I applied for an apprenticeship at a well-known insurance company. It's an education with payments, that couldn't just further my job hunt, it might come with a job offer at the end and, if not, comes from an institution that looks great on a resume.
In all honesty, I was waiting for a rejection letter.
Except, two weeks ago, I had the first interview. How many interviews there are is up for debate. Some say four in total. Some say it's just the one. I'm a pessimist and think four, on this one.
I baffled the interviewers. There were tests, there were conversations, there was roleplay and there was general information. That was normal. What wasn't normal were my results.
Not to make them sound racist, but they were sort of floundering as to what to do with me. Because, as any native speaker who's talked German with me for longer than five minutes realises, I'm not German. I'm not Germanophone. I have an accent. I make mistakes. Some words, I plain don't know.
The last bit screwed up some of my tests. But the ones I got, I scored really well on. My interview went well. I had the guts to come out and say I prefer going by bike than getting a driver's license, appy as a non-German to an education which was pretty much all-German people and move to Germany without any certainties whatsoever, except that there was someone there who loves me and makes me feel like life is a good thing.

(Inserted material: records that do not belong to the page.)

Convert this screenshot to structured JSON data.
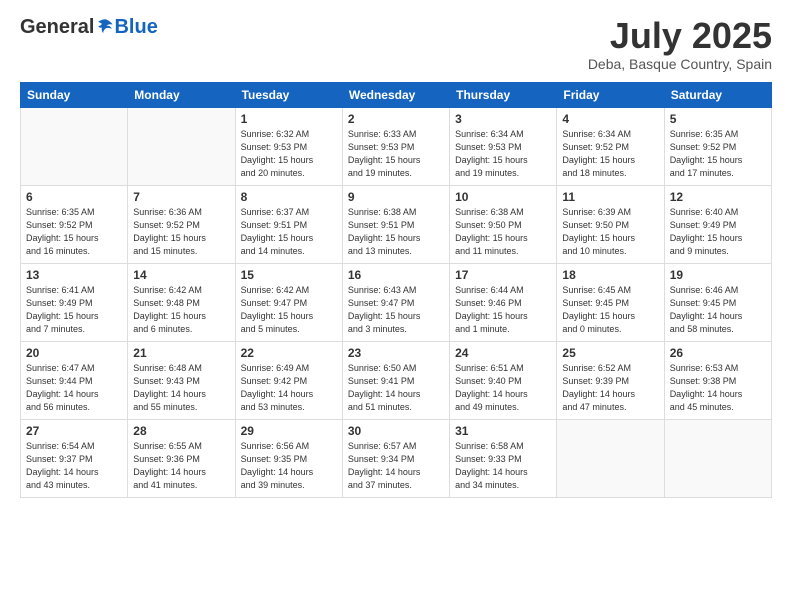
{
  "logo": {
    "general": "General",
    "blue": "Blue"
  },
  "header": {
    "month": "July 2025",
    "location": "Deba, Basque Country, Spain"
  },
  "weekdays": [
    "Sunday",
    "Monday",
    "Tuesday",
    "Wednesday",
    "Thursday",
    "Friday",
    "Saturday"
  ],
  "weeks": [
    [
      {
        "num": "",
        "info": ""
      },
      {
        "num": "",
        "info": ""
      },
      {
        "num": "1",
        "info": "Sunrise: 6:32 AM\nSunset: 9:53 PM\nDaylight: 15 hours\nand 20 minutes."
      },
      {
        "num": "2",
        "info": "Sunrise: 6:33 AM\nSunset: 9:53 PM\nDaylight: 15 hours\nand 19 minutes."
      },
      {
        "num": "3",
        "info": "Sunrise: 6:34 AM\nSunset: 9:53 PM\nDaylight: 15 hours\nand 19 minutes."
      },
      {
        "num": "4",
        "info": "Sunrise: 6:34 AM\nSunset: 9:52 PM\nDaylight: 15 hours\nand 18 minutes."
      },
      {
        "num": "5",
        "info": "Sunrise: 6:35 AM\nSunset: 9:52 PM\nDaylight: 15 hours\nand 17 minutes."
      }
    ],
    [
      {
        "num": "6",
        "info": "Sunrise: 6:35 AM\nSunset: 9:52 PM\nDaylight: 15 hours\nand 16 minutes."
      },
      {
        "num": "7",
        "info": "Sunrise: 6:36 AM\nSunset: 9:52 PM\nDaylight: 15 hours\nand 15 minutes."
      },
      {
        "num": "8",
        "info": "Sunrise: 6:37 AM\nSunset: 9:51 PM\nDaylight: 15 hours\nand 14 minutes."
      },
      {
        "num": "9",
        "info": "Sunrise: 6:38 AM\nSunset: 9:51 PM\nDaylight: 15 hours\nand 13 minutes."
      },
      {
        "num": "10",
        "info": "Sunrise: 6:38 AM\nSunset: 9:50 PM\nDaylight: 15 hours\nand 11 minutes."
      },
      {
        "num": "11",
        "info": "Sunrise: 6:39 AM\nSunset: 9:50 PM\nDaylight: 15 hours\nand 10 minutes."
      },
      {
        "num": "12",
        "info": "Sunrise: 6:40 AM\nSunset: 9:49 PM\nDaylight: 15 hours\nand 9 minutes."
      }
    ],
    [
      {
        "num": "13",
        "info": "Sunrise: 6:41 AM\nSunset: 9:49 PM\nDaylight: 15 hours\nand 7 minutes."
      },
      {
        "num": "14",
        "info": "Sunrise: 6:42 AM\nSunset: 9:48 PM\nDaylight: 15 hours\nand 6 minutes."
      },
      {
        "num": "15",
        "info": "Sunrise: 6:42 AM\nSunset: 9:47 PM\nDaylight: 15 hours\nand 5 minutes."
      },
      {
        "num": "16",
        "info": "Sunrise: 6:43 AM\nSunset: 9:47 PM\nDaylight: 15 hours\nand 3 minutes."
      },
      {
        "num": "17",
        "info": "Sunrise: 6:44 AM\nSunset: 9:46 PM\nDaylight: 15 hours\nand 1 minute."
      },
      {
        "num": "18",
        "info": "Sunrise: 6:45 AM\nSunset: 9:45 PM\nDaylight: 15 hours\nand 0 minutes."
      },
      {
        "num": "19",
        "info": "Sunrise: 6:46 AM\nSunset: 9:45 PM\nDaylight: 14 hours\nand 58 minutes."
      }
    ],
    [
      {
        "num": "20",
        "info": "Sunrise: 6:47 AM\nSunset: 9:44 PM\nDaylight: 14 hours\nand 56 minutes."
      },
      {
        "num": "21",
        "info": "Sunrise: 6:48 AM\nSunset: 9:43 PM\nDaylight: 14 hours\nand 55 minutes."
      },
      {
        "num": "22",
        "info": "Sunrise: 6:49 AM\nSunset: 9:42 PM\nDaylight: 14 hours\nand 53 minutes."
      },
      {
        "num": "23",
        "info": "Sunrise: 6:50 AM\nSunset: 9:41 PM\nDaylight: 14 hours\nand 51 minutes."
      },
      {
        "num": "24",
        "info": "Sunrise: 6:51 AM\nSunset: 9:40 PM\nDaylight: 14 hours\nand 49 minutes."
      },
      {
        "num": "25",
        "info": "Sunrise: 6:52 AM\nSunset: 9:39 PM\nDaylight: 14 hours\nand 47 minutes."
      },
      {
        "num": "26",
        "info": "Sunrise: 6:53 AM\nSunset: 9:38 PM\nDaylight: 14 hours\nand 45 minutes."
      }
    ],
    [
      {
        "num": "27",
        "info": "Sunrise: 6:54 AM\nSunset: 9:37 PM\nDaylight: 14 hours\nand 43 minutes."
      },
      {
        "num": "28",
        "info": "Sunrise: 6:55 AM\nSunset: 9:36 PM\nDaylight: 14 hours\nand 41 minutes."
      },
      {
        "num": "29",
        "info": "Sunrise: 6:56 AM\nSunset: 9:35 PM\nDaylight: 14 hours\nand 39 minutes."
      },
      {
        "num": "30",
        "info": "Sunrise: 6:57 AM\nSunset: 9:34 PM\nDaylight: 14 hours\nand 37 minutes."
      },
      {
        "num": "31",
        "info": "Sunrise: 6:58 AM\nSunset: 9:33 PM\nDaylight: 14 hours\nand 34 minutes."
      },
      {
        "num": "",
        "info": ""
      },
      {
        "num": "",
        "info": ""
      }
    ]
  ]
}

So the interviewers had a problem. I grasp concepts quickly, I'm polylingual and I can be freaking determined if I want to. I have one visible piercing, which falls in the area of social acceptability, I clean up relatively good and I'm perky and upbeat. But I couldn't be put on a phone and expected to deal efficiently with Germans demanding their insurance company solves their problem three weeks ago. They brought in a person who worked an international department for my interview. He admitted he'd hire me on the spot if only my German were better. Would I be willing to take a German course between now and September? Of course I would.
The plan was fuzzy. They'd talk over the problem of me at a later time. Then I'd either get a letter saying yes, no, or a call inviting me to a private conversation with the head or HR.
I know they work slowly. I'm still waiting. I'm still expecting a no, to be honest.